CIA spooked by British courts

Written By Robert Winnett | Updated:

US intelligence withheld information about Mumbai-style terror attacks because they feared sources would be compromised.

American spy agencies refused to give Britain's intelligence services full details of a "Mumbai-style" terrorist plot in the UK because they feared that top-secret sources would be exposed, The Daily Telegraph can disclose.

The CIA warned MI6 that al-Qaeda was planning an attack 18 months ago, but withheld detailed information because of concerns it would be released by British courts.

British intelligence agencies were subsequently forced to carry out their own investigations, according to Whitehall sources.

Several potential terrorists were identified with links to a wider European plot, but it is still not known whether the British authorities have uncovered the full extent of the threat.

The breakdown in relations came after the release of US intelligence in the case of Binyam Mohamed, a former Guantanamo Bay detainee who took legal action over his incarceration. The British Government was subsequently forced to pay millions in compensation to him and other detainees.

Conservative ministers are proposing establishing a system of secret justice to allow sensitive intelligence to be heard in British courts behind closed doors, but are facing mounting opposition from the Liberal Democrats.

Nick Clegg, the Deputy Prime Minister and Liberal Democrat leader, has written to the National Security Council and warned that the security services cannot be allowed to ride roughshod over the principle of open justice.

Kenneth Clarke, the Justice Secretary, yesterday (Wednesday) warned that unless judges were allowed to hear evidence from MI5 and MI6 officers behind closed doors lives would be put at risk.

He said: "The Americans have got nervous that we are going to start revealing some of their information, and they have started cutting back on what they disclose.

"I'd love open justice but let's have some common sense here. Open justice cannot be at the expense of lives being lost."
It is understood that details about the identity of intelligence sources and other sensitive information is no longer shared by the CIA.

The issue was raised by President Barack Obama's security advisers with their Downing Street counterparts during David Cameron's visit to Washington last month.

MI6 was said to have been particularly "frustrated" after receiving "only the tip, not the intelligence" about a plot in which armed terrorists dressed as civilians were planning to mount an indiscriminate attack on British soil.

The plot echoed an attack by extremists in Mumbai in 2008, which led to the deaths of 174 people.
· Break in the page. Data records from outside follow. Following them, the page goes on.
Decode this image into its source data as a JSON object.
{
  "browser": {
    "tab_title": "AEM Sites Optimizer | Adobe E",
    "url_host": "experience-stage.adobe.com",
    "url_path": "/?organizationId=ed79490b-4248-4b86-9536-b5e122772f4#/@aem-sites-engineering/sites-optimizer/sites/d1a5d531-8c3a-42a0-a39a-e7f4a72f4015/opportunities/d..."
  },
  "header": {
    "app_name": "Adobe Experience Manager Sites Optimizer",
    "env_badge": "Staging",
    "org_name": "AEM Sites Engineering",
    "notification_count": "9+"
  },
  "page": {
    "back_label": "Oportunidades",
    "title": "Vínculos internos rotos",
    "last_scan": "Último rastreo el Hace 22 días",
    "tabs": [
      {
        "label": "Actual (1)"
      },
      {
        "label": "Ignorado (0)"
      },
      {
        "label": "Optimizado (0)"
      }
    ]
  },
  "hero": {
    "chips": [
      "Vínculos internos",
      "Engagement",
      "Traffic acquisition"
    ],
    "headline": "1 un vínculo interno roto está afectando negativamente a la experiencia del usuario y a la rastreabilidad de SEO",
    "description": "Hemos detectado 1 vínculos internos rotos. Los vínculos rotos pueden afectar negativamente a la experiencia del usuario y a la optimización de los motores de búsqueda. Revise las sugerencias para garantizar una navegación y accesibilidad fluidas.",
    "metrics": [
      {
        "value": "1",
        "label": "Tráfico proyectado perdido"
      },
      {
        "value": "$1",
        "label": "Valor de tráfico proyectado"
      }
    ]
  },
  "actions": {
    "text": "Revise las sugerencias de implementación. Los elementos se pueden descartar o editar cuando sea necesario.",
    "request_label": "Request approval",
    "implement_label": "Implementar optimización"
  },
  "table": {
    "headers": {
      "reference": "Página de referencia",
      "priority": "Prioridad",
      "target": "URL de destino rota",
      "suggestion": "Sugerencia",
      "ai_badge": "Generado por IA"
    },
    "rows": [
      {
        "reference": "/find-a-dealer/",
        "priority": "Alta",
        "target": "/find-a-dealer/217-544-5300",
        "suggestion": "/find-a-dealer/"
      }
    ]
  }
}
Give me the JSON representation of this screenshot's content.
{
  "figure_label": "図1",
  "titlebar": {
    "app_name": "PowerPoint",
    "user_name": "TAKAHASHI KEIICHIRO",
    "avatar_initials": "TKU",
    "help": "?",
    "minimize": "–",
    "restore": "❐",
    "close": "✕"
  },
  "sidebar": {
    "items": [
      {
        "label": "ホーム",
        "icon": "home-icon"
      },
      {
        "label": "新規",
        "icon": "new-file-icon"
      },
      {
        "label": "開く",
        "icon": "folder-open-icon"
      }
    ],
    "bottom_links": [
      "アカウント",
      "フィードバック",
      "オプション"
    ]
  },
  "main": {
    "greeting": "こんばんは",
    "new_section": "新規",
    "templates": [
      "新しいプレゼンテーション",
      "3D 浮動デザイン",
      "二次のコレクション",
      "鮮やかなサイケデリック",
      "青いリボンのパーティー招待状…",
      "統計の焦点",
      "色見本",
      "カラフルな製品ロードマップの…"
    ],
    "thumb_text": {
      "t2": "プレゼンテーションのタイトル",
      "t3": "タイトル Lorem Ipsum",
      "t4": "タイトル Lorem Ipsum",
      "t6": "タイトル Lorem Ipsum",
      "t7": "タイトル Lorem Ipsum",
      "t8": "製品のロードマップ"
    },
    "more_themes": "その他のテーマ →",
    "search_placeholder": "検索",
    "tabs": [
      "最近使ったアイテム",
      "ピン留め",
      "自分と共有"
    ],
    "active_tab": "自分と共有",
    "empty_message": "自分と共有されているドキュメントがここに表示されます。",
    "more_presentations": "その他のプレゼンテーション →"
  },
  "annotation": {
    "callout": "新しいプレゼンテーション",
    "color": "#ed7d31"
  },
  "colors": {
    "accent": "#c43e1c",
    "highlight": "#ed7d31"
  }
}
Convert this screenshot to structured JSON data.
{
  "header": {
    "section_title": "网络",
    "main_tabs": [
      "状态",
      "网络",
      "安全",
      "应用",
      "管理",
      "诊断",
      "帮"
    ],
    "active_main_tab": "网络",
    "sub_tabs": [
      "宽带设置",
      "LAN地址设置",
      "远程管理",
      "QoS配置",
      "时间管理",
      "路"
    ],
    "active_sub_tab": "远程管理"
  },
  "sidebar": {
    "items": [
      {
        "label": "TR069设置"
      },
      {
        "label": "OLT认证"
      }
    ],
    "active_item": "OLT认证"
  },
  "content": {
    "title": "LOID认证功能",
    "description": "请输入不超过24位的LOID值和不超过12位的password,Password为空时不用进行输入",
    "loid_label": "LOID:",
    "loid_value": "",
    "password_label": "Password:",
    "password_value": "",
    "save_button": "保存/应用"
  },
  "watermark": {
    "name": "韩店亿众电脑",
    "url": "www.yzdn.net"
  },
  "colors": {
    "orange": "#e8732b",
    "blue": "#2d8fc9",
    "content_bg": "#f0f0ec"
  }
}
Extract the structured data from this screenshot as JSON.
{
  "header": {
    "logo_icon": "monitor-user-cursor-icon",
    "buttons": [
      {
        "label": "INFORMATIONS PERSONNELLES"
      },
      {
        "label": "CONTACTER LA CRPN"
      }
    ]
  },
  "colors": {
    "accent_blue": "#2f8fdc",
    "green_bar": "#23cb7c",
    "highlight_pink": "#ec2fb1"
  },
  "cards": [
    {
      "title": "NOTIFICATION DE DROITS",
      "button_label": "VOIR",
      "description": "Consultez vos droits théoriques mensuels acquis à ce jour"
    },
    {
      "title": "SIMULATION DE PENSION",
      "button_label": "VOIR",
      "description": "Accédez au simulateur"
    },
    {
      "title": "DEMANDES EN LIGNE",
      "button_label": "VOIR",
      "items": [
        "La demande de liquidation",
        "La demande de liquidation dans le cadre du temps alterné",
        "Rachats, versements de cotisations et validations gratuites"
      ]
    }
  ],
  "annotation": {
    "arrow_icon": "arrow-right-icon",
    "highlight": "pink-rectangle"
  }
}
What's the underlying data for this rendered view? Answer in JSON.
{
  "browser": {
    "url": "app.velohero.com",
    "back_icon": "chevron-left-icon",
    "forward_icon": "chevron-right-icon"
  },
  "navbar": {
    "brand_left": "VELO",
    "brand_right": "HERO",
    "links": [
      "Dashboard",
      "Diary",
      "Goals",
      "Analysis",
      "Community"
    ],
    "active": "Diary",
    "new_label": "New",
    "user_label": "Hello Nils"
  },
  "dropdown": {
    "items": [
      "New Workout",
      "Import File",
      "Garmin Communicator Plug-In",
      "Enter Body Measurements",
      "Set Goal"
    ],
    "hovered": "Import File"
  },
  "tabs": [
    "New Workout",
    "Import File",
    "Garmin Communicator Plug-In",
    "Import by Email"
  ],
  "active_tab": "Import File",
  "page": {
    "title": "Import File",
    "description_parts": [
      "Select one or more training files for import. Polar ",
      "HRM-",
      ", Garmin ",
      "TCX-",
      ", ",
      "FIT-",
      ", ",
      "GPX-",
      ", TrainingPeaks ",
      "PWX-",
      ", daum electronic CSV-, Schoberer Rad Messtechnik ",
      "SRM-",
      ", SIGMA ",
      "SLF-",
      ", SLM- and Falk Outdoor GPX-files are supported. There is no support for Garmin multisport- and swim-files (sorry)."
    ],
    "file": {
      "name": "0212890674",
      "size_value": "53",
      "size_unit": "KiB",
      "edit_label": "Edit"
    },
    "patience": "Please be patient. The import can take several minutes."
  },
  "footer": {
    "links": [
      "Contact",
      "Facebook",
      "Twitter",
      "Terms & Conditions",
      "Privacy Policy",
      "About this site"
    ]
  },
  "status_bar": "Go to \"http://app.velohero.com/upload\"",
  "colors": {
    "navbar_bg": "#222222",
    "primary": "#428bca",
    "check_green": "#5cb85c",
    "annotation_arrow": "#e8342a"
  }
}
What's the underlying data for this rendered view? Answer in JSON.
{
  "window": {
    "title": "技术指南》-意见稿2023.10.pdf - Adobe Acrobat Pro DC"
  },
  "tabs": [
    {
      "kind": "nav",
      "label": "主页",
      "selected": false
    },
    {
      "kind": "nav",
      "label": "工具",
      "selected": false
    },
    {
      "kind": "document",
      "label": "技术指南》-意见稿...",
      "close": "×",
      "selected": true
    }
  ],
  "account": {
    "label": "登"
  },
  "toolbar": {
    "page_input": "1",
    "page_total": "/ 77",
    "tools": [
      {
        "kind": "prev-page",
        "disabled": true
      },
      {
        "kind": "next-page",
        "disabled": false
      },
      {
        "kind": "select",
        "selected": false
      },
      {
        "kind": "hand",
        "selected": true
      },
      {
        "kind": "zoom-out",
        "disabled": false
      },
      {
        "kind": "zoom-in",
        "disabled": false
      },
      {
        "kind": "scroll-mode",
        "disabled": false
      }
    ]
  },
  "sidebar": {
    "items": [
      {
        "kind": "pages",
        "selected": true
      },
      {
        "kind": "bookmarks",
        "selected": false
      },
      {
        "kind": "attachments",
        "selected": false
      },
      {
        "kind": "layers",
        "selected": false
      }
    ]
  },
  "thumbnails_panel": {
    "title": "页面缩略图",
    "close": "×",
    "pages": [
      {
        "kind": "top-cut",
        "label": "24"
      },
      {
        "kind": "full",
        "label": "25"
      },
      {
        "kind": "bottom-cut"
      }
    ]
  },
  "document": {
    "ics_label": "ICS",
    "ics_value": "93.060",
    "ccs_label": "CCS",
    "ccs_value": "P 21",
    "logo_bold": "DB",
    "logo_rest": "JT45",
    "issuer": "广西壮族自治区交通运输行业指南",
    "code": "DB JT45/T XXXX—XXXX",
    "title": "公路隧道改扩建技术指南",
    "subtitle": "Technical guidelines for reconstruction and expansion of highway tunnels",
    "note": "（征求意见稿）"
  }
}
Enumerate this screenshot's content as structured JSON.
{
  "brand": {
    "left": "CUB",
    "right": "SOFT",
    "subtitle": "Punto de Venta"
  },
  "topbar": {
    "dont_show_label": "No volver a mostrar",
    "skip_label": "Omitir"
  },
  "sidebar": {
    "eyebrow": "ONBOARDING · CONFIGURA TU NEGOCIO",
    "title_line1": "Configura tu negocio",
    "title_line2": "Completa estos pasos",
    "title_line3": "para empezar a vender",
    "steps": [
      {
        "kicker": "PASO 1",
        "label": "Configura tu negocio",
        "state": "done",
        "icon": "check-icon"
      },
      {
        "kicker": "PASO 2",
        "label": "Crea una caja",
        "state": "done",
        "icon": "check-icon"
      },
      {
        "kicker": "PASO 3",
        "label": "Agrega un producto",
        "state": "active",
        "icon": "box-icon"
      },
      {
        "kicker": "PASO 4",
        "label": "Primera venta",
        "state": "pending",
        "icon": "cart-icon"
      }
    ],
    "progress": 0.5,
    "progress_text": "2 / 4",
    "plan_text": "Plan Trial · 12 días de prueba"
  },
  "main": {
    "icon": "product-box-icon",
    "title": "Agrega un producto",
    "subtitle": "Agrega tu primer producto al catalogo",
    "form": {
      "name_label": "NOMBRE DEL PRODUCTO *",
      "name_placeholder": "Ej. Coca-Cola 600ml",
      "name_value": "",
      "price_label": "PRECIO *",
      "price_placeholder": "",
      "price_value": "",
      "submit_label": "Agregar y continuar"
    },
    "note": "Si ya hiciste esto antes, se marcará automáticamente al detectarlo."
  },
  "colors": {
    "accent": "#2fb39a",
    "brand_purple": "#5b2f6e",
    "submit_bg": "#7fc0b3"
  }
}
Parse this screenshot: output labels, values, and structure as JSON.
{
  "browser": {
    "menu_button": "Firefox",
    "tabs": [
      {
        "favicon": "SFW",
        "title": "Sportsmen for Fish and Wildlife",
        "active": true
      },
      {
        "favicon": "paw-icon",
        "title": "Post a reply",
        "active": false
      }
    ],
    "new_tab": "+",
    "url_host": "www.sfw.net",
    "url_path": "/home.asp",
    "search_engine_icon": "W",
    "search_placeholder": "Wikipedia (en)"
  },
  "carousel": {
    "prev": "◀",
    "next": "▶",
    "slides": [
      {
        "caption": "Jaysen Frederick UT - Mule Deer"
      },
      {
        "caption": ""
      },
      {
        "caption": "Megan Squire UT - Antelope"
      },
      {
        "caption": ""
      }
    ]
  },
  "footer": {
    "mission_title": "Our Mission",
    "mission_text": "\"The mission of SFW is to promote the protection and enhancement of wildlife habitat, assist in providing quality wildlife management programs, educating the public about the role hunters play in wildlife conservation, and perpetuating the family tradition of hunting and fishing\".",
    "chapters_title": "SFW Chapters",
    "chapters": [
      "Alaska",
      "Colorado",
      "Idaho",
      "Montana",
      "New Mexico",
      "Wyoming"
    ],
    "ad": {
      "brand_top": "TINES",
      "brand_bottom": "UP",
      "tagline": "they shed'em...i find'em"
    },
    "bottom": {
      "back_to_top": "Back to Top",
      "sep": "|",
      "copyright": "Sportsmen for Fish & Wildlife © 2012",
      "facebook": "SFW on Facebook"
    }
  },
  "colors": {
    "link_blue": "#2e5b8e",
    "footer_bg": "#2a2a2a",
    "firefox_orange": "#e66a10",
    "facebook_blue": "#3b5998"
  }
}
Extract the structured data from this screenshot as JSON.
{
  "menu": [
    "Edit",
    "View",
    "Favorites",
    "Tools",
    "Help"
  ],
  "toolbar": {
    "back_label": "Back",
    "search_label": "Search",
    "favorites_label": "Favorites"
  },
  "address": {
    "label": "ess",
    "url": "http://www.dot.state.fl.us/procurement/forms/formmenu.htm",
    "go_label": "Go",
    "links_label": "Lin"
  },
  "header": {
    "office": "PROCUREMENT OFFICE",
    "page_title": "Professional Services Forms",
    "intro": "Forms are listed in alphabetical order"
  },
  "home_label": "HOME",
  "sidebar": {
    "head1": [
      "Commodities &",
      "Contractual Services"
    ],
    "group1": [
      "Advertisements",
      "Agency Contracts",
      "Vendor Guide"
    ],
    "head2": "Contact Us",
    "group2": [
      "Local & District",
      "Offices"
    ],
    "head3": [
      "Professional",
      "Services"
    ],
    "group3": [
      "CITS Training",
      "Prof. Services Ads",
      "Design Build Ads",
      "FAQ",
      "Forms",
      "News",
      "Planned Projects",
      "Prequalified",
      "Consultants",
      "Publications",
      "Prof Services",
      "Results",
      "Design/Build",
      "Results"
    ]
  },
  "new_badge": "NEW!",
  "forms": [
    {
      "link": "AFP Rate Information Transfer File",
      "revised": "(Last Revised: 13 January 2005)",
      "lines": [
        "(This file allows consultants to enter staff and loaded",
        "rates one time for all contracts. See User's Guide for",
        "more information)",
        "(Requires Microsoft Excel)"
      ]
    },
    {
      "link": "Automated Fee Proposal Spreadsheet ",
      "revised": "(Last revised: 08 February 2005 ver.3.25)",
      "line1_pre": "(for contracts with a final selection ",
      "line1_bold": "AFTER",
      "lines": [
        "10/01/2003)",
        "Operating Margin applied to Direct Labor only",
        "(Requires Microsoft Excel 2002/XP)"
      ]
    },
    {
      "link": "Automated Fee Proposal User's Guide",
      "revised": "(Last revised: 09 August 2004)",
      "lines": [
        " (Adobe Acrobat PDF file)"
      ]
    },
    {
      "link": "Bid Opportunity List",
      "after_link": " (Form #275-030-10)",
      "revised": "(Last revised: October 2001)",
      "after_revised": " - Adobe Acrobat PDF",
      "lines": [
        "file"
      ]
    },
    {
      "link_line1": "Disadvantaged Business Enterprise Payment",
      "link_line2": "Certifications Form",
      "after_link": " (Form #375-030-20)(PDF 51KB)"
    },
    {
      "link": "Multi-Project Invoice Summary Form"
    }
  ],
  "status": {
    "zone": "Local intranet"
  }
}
The CIA is also understood to have retrieved substantial intelligence about potential threats to Britain from documents seized during the raid on Osama bin Laden's compound in Pakistan.

Although information has been passed to British authorities from the intelligence "cache", it is said to be far from a full read-out.

A senior British security source said: "The urgent threat-to-life operational material is still coming, as it should.

"But we see strong signs of a greater reluctance to share some of the other stuff - the building blocks, the bits that let you put the jigsaw together."

Under the plans, intelligence could be disclosed and MI5 and MI6 agents cross-examined in secret courts presided over by security-cleared judges with special lawyers. It would apply to civil cases and inquests, but not to criminal trials. The decision on whether evidence should be considered secretly would be taken by judges rather than ministers, as had been proposed. The role of secret evidence in inquests is also likely to be constrained.

Legal experts and MPs are concerned that the system does not allow defence lawyers to properly test the probity of the evidence.

Yesterday, a parliamentary committee said that the controversial proposals were based on vague predictions and spurious
assertions about the future consequences of not introducing legislation.

It concluded that the plans represented a "radical departure from long-standing traditions of open justice".

Clegg, who is initially said to have supported the proposals, is now understood to be growing increasingly concerned over the plan.

He also gave an interview in which he accused the Government of making a blunderbuss in the presentation of the policy.

Ed Miliband, the Labour leader, wants the legislation to be withheld from next month's Queen's Speech and the Government is expected to water down its plans. Lord Carlile, the Liberal Democrat peer and former independent reviewer of terrorism legislation, said, "We need some consistency from the Government on these issues, and a proper part played by the Government before the political criticism starts, much of it very poorly informed I'm afraid."

The row over the secret justice plans has coincided with growing concerns over proposals to allow the authorities to monitor social media websites and other new forms of web-based communication.

Cameron insisted that the reforms were essential to protect Britons.

He said: "It is the job of the Prime Minister to make sure that we do everything that is necessary to keep our country safe, particularly to keep our country safe from serious and organised crime, and also from terrorist threats that we have faced in this country, that we still face in this country.

"As I see it, there are some significant gaps in our defences, gaps because of the moving-on of technology - people making telephone calls through the internet, rather than through fixed line - but also gaps in our defences because it isn't currently possible to use intelligence information in a court of law without sometimes endangering national security.

"I want us - and the Government wants us - to plug those gaps, but let's be clear, we will do it in a way that properly respects civil liberties."

He added there was still time to deal with everybody's concerns.